My name is Kevin Carson. I’ve been invited to blog here, and I look forward to it, because I’ve been a regular reader of both Battlepanda and Unqualified Offerings for some time. One of my earliest contacts with Angelica was this post of hers: “Two Flavors of Libertarianism.” If you look in the comment thread, just about everybody in the left-libertarian blogosphere stopped by at some point.
My main gig is Mutualist Blog: Free Market Anti-Capitalism. Things have slowed down there quite a bit, though, because I’m working on a book on anarchist organization theory that takes up most of my time. And Mutualist Blog’s turned into mainly an org theory blog when I do update it.
The general theme of this blog is the affinity, or even a possible coalition, of libertarian elements on the left and right. That’s very much my kind of thing. My background is in individualist anarchism, which is sort of a left-wing version of market anarchism (or a free market spin on libertarian socialism). So I’m sort of on the outer fringes of both free market libertarianism and socialism.
My path to libertarianism was pretty convoluted. I started out about twenty years ago as a sort of stuffy paleocon (Russell Kirk, Richard Weaver–you know the drill). I drifted into the agrarian-decentralist wing of paleoconservatism, what Clyde Wilson called “the Jeffersonian conservative tradition,” and got heavily into the Levellers and commonwealthmen, the antifederalists, the agrarians and distributists, and so forth (you know, all the Crunchy Con stuff). From there I stumbled across Kirkpatrick Sale’s Human Scale, discovered an affinity for libertarians and decentralists of the Left, and went on to Benjamin Tucker, Ralph Borsodi, Lewis Mumford, and Ivan Illich. Today I consider myself a Leftist and carry a red card from the Wobblies, but I still feel considerable affection for the homeschoolers and gun rights people on the Right.
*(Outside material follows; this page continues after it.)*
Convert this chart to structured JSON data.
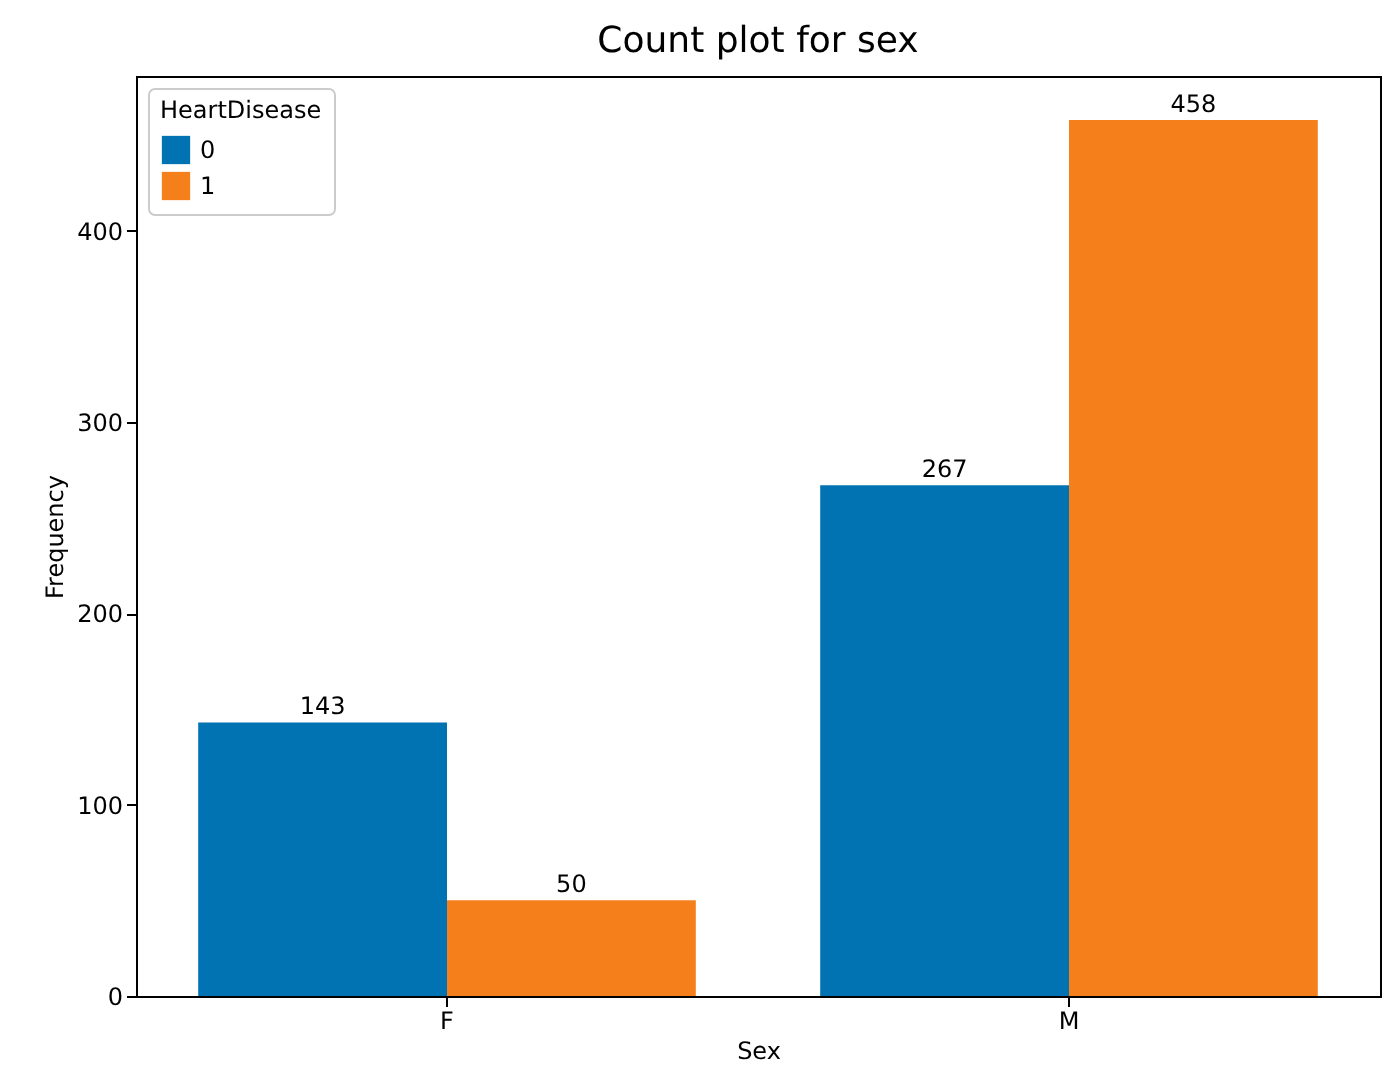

If there’s any hope for this country, it probably lies in a coalition of the libertarian Left and Right against the Corporate Center that currently dominates American politics.
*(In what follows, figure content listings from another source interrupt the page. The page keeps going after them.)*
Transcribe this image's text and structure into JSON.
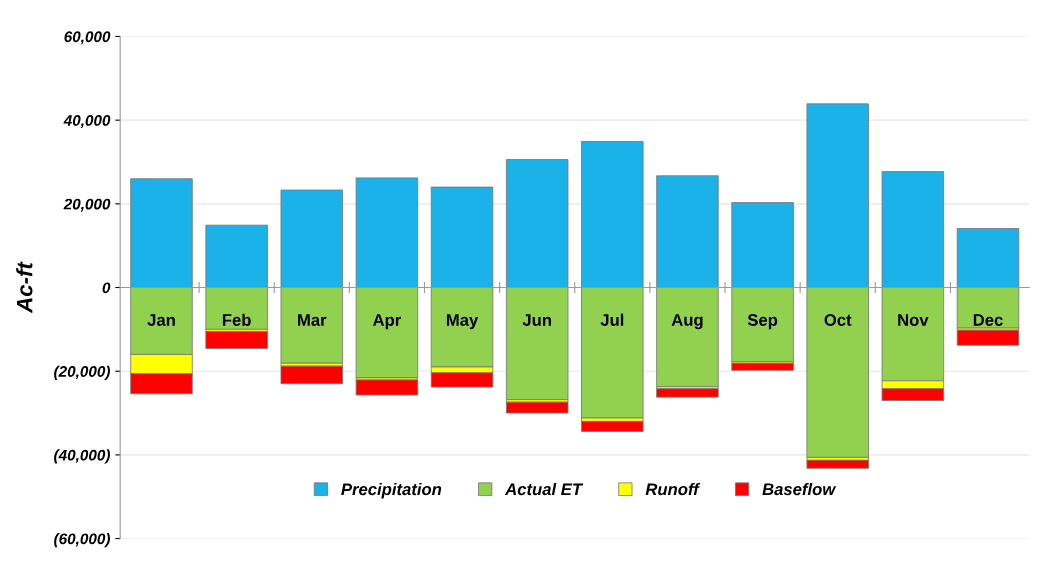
{
  "chart_data": {
    "type": "bar",
    "stacked": true,
    "ylabel": "Ac-ft",
    "categories": [
      "Jan",
      "Feb",
      "Mar",
      "Apr",
      "May",
      "Jun",
      "Jul",
      "Aug",
      "Sep",
      "Oct",
      "Nov",
      "Dec"
    ],
    "series": [
      {
        "name": "Precipitation",
        "color": "#1ab2e8",
        "values": [
          26000,
          14900,
          23300,
          26200,
          24000,
          30600,
          34900,
          26700,
          20300,
          43900,
          27700,
          14100
        ]
      },
      {
        "name": "Actual ET",
        "color": "#92d050",
        "values": [
          -16000,
          -10000,
          -18100,
          -21600,
          -19000,
          -26800,
          -31200,
          -23700,
          -17700,
          -40600,
          -22300,
          -9700
        ]
      },
      {
        "name": "Runoff",
        "color": "#ffff00",
        "values": [
          -4600,
          -500,
          -700,
          -500,
          -1400,
          -600,
          -800,
          -500,
          -400,
          -700,
          -1900,
          -500
        ]
      },
      {
        "name": "Baseflow",
        "color": "#ff0000",
        "values": [
          -4800,
          -4100,
          -4200,
          -3600,
          -3400,
          -2600,
          -2400,
          -2000,
          -1700,
          -1900,
          -2800,
          -3600
        ]
      }
    ],
    "ylim": [
      -60000,
      60000
    ],
    "yticks": [
      {
        "value": -60000,
        "label": "(60,000)"
      },
      {
        "value": -40000,
        "label": "(40,000)"
      },
      {
        "value": -20000,
        "label": "(20,000)"
      },
      0,
      {
        "value": 20000,
        "label": "20,000"
      },
      {
        "value": 40000,
        "label": "40,000"
      },
      {
        "value": 60000,
        "label": "60,000"
      }
    ],
    "grid": "y",
    "legend": "bottom"
  }
}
Anyway, I know I’ll enjoy blogging here, and I hope you enjoy reading it at least some of the time.
This entry was posted on Thursday, March 6th, 2008 at 2:37 pm.



I like reading this. And not just because it will help illuminate part of the process by which left-libertarianism emerged.
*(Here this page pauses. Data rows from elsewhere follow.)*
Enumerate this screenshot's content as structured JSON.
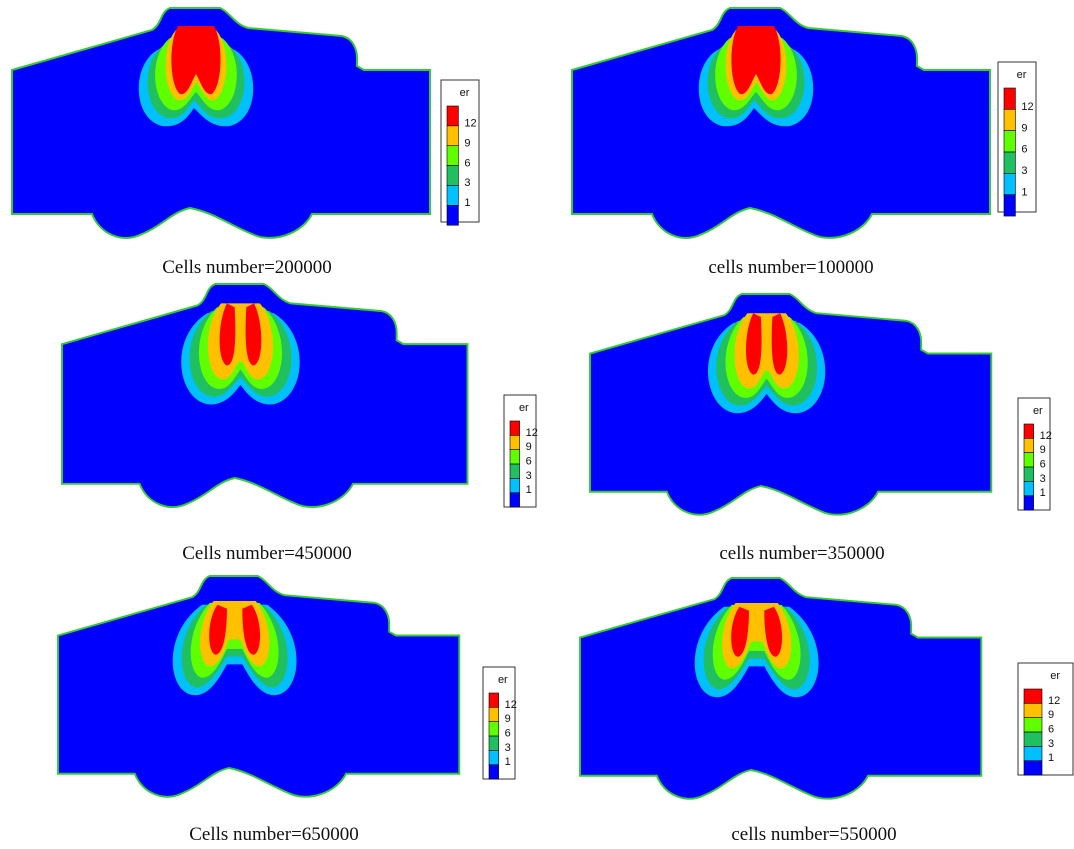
{
  "colors": {
    "background": "#ffffff",
    "domain": "#0000ff",
    "outline": "#33cc33",
    "level_1": "#0000ff",
    "level_2": "#00c0ff",
    "level_3": "#20c060",
    "level_4": "#60ff00",
    "level_5": "#ffc000",
    "level_6": "#ff0000"
  },
  "legend": {
    "title": "er",
    "ticks": [
      "12",
      "9",
      "6",
      "3",
      "1"
    ]
  },
  "panels": [
    {
      "caption": "Cells number=200000",
      "plume": "lobes-merged",
      "legend_truncated": false
    },
    {
      "caption": "cells number=100000",
      "plume": "lobes-merged",
      "legend_truncated": false
    },
    {
      "caption": "Cells number=450000",
      "plume": "twin-lobes",
      "legend_truncated": false
    },
    {
      "caption": "cells number=350000",
      "plume": "twin-lobes",
      "legend_truncated": false
    },
    {
      "caption": "Cells number=650000",
      "plume": "split-lobes",
      "legend_truncated": false
    },
    {
      "caption": "cells number=550000",
      "plume": "split-lobes",
      "legend_truncated": true
    }
  ]
}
It is also an echo to an earlier, freer period of the internet. It was much more spontaneous back then, people making websites and blogs all over the place; online role-playing; MMOs; writing (yes, writing) for Wikipedia. All in one experience.
Nowadays, just after reading a bit about the Situationists, it feels as if it has become a spectacle.
However, it is just as likely that it is me who is not participating.
Hi, I was a libertarian before the term became associated with the far right too. I'm in favor of a widely inclusive coalition of opposition groups with the first priority of restoring the Bill of Rights. I also favor ending interventionist foreign wars, ending the ridiculous war on drugs, and generally removing all governmental authority over what one does with ones own body. I do believe that employee ownership, worker self-management and a spirit of voluntary cooperation and egalitarianism can compete with, undermine, and render obsolete the totalitarian institutions of Global Corporatism and authoritarian capitalism. I hope to be a regular visitor here, and when I feel I have something to contribute I will. The role of the libertarian and anarchist left in the history of class struggle in America is a rich one, and is all too often neglected, by the history books and the ideologues of the right and the left.